When BPD was first described, its symptoms were thought to border on what were then the two main categories of psychiatric problems: psychotic illnesses and neurotic disorders.
Both the concept of BPD and the diagnostic classification of psychiatric disorders have evolved since then.
The Diagnostic and Statistical Manual of Mental Disorders, Fourth Edition (DSM-IV) removed neurosis as a diagnostic category, and authors working on the next edition have proposed changes that would further distance BPD from psychotic disorders such as schizophrenia.
Because BPD is a particularly severe form of personality disorder, those affected often make up a relatively large proportion of patients in mental health treatment.
• It affects 1% to 2% of American adults, but approximately 10% of psychiatric outpatients and 15% to 20% of inpatient psychiatric patients.
• Between 69% and 80% of BPD patients have suicidal behavior (including suicide attempts and life-threatening actions), and up to 9% of BPD patients die by suicide.
For many years, childhood adversity and abuse, particularly sexual abuse, were considered major risk factors for developing BPD.
Some studies reported that 81% to 91% of BPD patients had experienced abuse as children.
But other researchers have argued that risk is not the same as causation and that some of the earlier studies may have been subject to recall bias, especially when patients were consulted years later.
The current thinking about BPD is that it develops due to the interaction of multiple factors, such as trauma in children who are temperamentally or genetically vulnerable.
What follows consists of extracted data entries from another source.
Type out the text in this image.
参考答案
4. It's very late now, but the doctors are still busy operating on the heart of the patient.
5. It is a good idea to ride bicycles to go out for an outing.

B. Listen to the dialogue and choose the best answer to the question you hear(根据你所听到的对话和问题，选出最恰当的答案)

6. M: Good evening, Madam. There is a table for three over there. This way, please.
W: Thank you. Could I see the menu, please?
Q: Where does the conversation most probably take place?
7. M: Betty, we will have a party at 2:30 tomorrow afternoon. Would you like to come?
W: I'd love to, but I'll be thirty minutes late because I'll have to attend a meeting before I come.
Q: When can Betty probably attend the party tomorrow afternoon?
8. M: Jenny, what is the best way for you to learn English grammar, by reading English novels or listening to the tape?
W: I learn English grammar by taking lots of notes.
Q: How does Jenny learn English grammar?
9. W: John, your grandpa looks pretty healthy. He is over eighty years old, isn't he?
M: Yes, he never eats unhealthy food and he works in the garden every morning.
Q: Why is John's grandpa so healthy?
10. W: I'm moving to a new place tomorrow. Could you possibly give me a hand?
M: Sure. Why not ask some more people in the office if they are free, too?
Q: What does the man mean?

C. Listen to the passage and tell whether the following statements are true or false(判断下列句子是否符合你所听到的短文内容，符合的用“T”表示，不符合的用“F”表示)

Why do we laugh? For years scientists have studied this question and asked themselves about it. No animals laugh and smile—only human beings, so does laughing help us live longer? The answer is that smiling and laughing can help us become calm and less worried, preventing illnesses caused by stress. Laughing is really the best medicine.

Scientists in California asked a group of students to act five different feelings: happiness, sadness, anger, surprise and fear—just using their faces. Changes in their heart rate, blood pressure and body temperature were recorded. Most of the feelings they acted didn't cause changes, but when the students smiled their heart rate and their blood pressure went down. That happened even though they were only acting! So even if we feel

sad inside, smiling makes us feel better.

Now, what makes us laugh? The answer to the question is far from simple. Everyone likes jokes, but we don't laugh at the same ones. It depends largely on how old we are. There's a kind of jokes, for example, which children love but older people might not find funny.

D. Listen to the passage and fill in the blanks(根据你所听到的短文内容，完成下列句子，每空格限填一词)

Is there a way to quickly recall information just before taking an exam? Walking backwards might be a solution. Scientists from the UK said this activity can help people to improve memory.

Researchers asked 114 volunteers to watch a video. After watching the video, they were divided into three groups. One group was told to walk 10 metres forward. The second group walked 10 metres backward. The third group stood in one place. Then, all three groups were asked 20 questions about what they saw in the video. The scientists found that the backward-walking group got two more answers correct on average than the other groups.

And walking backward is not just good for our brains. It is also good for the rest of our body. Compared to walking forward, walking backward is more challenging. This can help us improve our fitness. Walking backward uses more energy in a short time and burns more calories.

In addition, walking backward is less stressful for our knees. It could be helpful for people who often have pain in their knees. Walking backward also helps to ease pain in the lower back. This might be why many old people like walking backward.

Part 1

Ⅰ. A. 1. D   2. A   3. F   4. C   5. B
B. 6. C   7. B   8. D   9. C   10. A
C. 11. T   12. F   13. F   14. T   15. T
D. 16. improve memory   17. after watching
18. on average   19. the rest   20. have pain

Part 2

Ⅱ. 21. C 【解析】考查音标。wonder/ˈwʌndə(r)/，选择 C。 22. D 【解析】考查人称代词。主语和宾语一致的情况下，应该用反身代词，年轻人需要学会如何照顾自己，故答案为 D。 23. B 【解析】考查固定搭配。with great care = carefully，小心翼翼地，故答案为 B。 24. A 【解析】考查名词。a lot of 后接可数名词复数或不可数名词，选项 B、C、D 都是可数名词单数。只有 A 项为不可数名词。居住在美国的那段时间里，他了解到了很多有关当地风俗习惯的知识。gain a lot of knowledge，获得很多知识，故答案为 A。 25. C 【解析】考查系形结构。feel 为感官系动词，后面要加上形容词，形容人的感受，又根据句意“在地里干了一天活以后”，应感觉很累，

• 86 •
Family and twin studies suggest that BPD is 69% heritable, meaning that genes account for the majority of susceptibility to developing this disorder.
Studies conducted by researchers at the University of Washington have concluded that dialectical behavior therapy is effective in reducing self-mutilation and suicide attempts, as well as the number of days spent in psychiatric hospitals.
In a study involving 101 women with BPD who had attempted suicide at least twice in the past five years, researchers randomly assigned half to treatment with dialectical behavior therapy and the other half to treatment by medical experts (defined as experienced and associated with prestigious institutions). ) Both interventions lasted one year.
The researchers found that patients who underwent dialectical behavior therapy were half as likely as others to attempt suicide and were less likely to self-mutilate or be hospitalized.
Therapists focus on building the therapeutic relationship and use techniques such as guided imagery, assertiveness training, and role-playing to help the patient cope with daily experiences and past traumatic events. Essential psychological schemes have restructured the help the manifestations of fear. Therapy must continue for at least two years to be effective.
In a randomized, controlled study involving 86 patients, researchers at the Academic Hospital Maastricht in the Netherlands compared schema-focused therapy with transference-focused psychotherapy.
The patients underwent therapy twice a week for three years. Both treatments relieved BPD symptoms and improved patients’ quality of life and psychological functioning.
In general, however, schema-focused therapy was more likely to lead to recovery.
At the end of the study, 46% of patients assigned to schema-focused therapy (20 of 44) had recovered (as defined by a clinical instrument that assesses BPD symptoms), compared with 24% of those assigned to transference-focused therapy (10 of 42).
One long-term study reported that mentalizing-based treatment reduced the use of antipsychotics and the number of suicide attempts, and increased the chance of recovery five years after completing treatment.
Because the researchers conducted their initial research in a partial hospital setting, they conducted a separate study in an outpatient setting.
In an 18-month study, they randomly assigned 134 patients with BPD to mentalizing-based treatment or structured clinical treatment (consisting of case management, supportive counseling, and problem-solving sessions).
Although patients in both interventions improved significantly (measured by a decrease in suicide attempts, hospitalizations, and other crisis events), those assigned to mentalization-based treatment improved substantially more than those who received structured clinical treatment.